Studio album by Fat Boys
- Released: June 1, 1985
- Recorded: 1985
- Genre: Hip hop
- Length: 43:47
- Label: Sutra
- Producer: Kurtis Blow

Fat Boys chronology
| Fat Boys (1984) | The Fat Boys Are Back (1985) | Big & Beautiful (1986) |

Singles from Fat Boys Are Back
- "Fat Boys Are Back" Released: 1985; "Hard Core Reggae" Released: 1985; "Don't Be Stupid" Released: 1985;

= The Fat Boys Are Back =

The Fat Boys Are Back is the second studio album by American hip hop group Fat Boys. It was released on June 1, 1985, via Sutra Records. The album was produced by Kurtis Blow.

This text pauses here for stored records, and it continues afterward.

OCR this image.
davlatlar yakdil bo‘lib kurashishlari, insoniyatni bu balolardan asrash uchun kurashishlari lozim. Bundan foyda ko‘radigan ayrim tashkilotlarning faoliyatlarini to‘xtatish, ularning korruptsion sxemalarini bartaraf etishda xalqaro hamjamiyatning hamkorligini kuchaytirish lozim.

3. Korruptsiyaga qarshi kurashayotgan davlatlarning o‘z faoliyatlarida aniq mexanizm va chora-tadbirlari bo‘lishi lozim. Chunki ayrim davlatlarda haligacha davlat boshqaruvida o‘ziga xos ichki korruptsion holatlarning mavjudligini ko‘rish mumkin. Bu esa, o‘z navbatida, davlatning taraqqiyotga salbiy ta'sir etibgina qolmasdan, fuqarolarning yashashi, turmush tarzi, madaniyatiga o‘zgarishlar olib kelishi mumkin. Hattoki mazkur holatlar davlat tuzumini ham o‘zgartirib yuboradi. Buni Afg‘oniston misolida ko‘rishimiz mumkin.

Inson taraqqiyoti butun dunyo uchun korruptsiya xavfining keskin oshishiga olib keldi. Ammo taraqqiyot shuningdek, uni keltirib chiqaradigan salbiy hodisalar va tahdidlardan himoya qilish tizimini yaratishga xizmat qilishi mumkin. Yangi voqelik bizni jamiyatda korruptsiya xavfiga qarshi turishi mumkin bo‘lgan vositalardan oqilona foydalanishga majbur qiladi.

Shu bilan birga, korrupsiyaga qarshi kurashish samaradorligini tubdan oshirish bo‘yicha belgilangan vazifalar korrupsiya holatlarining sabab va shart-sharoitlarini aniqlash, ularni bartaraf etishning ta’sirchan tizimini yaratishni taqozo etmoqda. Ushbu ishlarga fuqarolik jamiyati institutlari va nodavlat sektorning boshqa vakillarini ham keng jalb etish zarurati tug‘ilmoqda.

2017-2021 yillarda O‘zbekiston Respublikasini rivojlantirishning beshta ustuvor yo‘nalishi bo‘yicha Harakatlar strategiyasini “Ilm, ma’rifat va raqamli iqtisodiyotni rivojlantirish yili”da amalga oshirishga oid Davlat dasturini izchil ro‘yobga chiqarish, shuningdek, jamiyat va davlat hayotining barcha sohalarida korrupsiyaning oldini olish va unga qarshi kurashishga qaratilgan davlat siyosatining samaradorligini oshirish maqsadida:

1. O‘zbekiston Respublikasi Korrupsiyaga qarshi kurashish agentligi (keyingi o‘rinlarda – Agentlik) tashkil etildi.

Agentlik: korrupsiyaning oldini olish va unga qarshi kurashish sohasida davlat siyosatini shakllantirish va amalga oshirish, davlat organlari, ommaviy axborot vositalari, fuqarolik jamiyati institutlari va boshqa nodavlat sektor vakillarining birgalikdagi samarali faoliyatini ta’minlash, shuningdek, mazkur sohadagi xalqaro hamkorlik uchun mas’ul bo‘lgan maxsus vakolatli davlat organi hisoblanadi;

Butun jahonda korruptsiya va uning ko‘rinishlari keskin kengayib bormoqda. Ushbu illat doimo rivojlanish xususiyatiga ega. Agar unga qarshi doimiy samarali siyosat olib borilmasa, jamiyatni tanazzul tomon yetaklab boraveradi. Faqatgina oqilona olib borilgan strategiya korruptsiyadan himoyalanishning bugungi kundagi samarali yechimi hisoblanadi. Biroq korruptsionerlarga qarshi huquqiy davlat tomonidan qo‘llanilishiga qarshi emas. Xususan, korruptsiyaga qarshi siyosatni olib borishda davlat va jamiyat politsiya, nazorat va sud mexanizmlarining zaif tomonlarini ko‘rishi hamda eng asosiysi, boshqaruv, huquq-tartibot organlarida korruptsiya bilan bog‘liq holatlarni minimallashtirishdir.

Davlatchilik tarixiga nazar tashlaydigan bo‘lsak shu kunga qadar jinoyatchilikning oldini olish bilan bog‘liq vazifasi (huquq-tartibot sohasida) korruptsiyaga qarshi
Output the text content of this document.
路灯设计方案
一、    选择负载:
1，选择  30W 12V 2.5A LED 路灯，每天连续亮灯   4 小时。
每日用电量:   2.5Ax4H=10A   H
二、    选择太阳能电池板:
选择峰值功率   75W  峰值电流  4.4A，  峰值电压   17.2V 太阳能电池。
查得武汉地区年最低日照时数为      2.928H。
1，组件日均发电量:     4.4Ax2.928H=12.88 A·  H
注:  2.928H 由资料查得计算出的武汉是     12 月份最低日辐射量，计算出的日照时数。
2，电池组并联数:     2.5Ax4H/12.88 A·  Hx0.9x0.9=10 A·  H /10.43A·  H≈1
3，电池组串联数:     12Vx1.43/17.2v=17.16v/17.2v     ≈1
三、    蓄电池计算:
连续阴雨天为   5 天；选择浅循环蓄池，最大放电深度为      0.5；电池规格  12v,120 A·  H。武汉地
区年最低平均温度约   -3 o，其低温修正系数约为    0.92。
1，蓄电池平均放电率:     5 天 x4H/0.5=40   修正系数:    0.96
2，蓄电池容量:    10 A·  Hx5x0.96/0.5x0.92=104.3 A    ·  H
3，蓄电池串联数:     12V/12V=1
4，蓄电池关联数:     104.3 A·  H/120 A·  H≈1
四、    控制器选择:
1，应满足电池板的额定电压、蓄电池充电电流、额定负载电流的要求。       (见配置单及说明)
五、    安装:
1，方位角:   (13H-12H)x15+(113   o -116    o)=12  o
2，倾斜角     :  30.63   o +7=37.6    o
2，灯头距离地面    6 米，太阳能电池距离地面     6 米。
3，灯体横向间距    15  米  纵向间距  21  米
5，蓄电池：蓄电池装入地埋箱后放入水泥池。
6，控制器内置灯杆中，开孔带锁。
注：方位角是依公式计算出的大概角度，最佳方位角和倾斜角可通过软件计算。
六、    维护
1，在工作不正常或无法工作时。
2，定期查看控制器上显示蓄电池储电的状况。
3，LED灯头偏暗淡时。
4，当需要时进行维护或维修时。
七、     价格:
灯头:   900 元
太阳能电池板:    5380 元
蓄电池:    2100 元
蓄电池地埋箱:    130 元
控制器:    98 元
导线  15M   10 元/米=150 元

In the United States, the album peaked at number 63 on the Top Pop Albums and number 11 on the Top Black Albums charts. It was certified gold by the Recording Industry Association of America on January 9, 1986 for selling 500,000 copies in the US alone. All the three singles off of the album —"The Fat Boys Are Back", "Hard Core Reggae" and "Don't Be Stupid"— made it to the US Hot R&B/Hip-Hop Songs chart, reaching No. 27, 52 and 62, respectively. The song "Pump It Up" was performed in the film Krush Groove during the Disco Fever scene.

Professional ratings
Review scores
| Source | Rating |
| AllMusic | Star |
| Robert Christgau | C+ |
| (The New) Rolling Stone Album Guide | Star Half star |

==Track listing==

| No. | Title | Writer(s) | Length |
|---|---|---|---|
| 1. | "The Fat Boys Are Back" | Damon Wimbley; Darren Robinson; Mark Morales; Kurtis Walker; | 6:10 |
| 2. | "Don't Be Stupid" | Walker | 5:40 |
| 3. | "Human Beat Box, Pt. 2" | Wimbley; Robinson; Morales; | 3:16 |
| 4. | "Yes, Yes, Y'All" | Wimbley; Robinson; Morales; Walker; | 5:16 |
| 5. | "Hard Core Reggae" | Wimbley; Robinson; Morales; Walker; David Reeves; | 5:58 |
| 6. | "Pump It Up" | Wimbley; Robinson; Morales; Walker; Reeves; | 6:25 |
| 7. | "Fat Boys Scratch" | Wimbley | 5:02 |
| 8. | "Rock-n-Roll" | Wimbley; Robinson; Morales; Walker; Danny Harris; | 6:00 |
| Total length: |  |  | 43:47 |

==Personnel==
- Damon "Kool Rock-Ski" Wimbley — vocals
- Mark "Prince Markie Dee" Morales — vocals
- Darren "Buff Love" Robinson — vocals
- Alyson Williams — backing vocals (track 1)
- Fonda Rae — backing vocals (track 1)
- Michelle Cobbs — backing vocals (track 1)
- Kurtis Blow — backing vocals (track 6), producer, mixing
- David "Davy DMX" Reeves — backing vocals (track 6)
- Danny Harris — backing vocals (track 6)
- Larry Green Jr. — backing vocals (track 6)
- Dave Ogrin — mixing
- Art Kass — executive producer
- Charles Stettler — executive producer
- Lynda West — design
- Raeanne Rubenstein — photography
- Tom Coyne — lacquer cut

==Charts==

| Chart (1985) | Peak position |
|---|---|
| US Billboard 200 | 63 |
| US Top R&B/Hip-Hop Albums (Billboard) | 11 |

==Certifications==

| Region | Certification | Certified units/sales |
| United States (RIAA) | Gold | 500,000^{^} |
^{^} Shipments figures based on certification alone.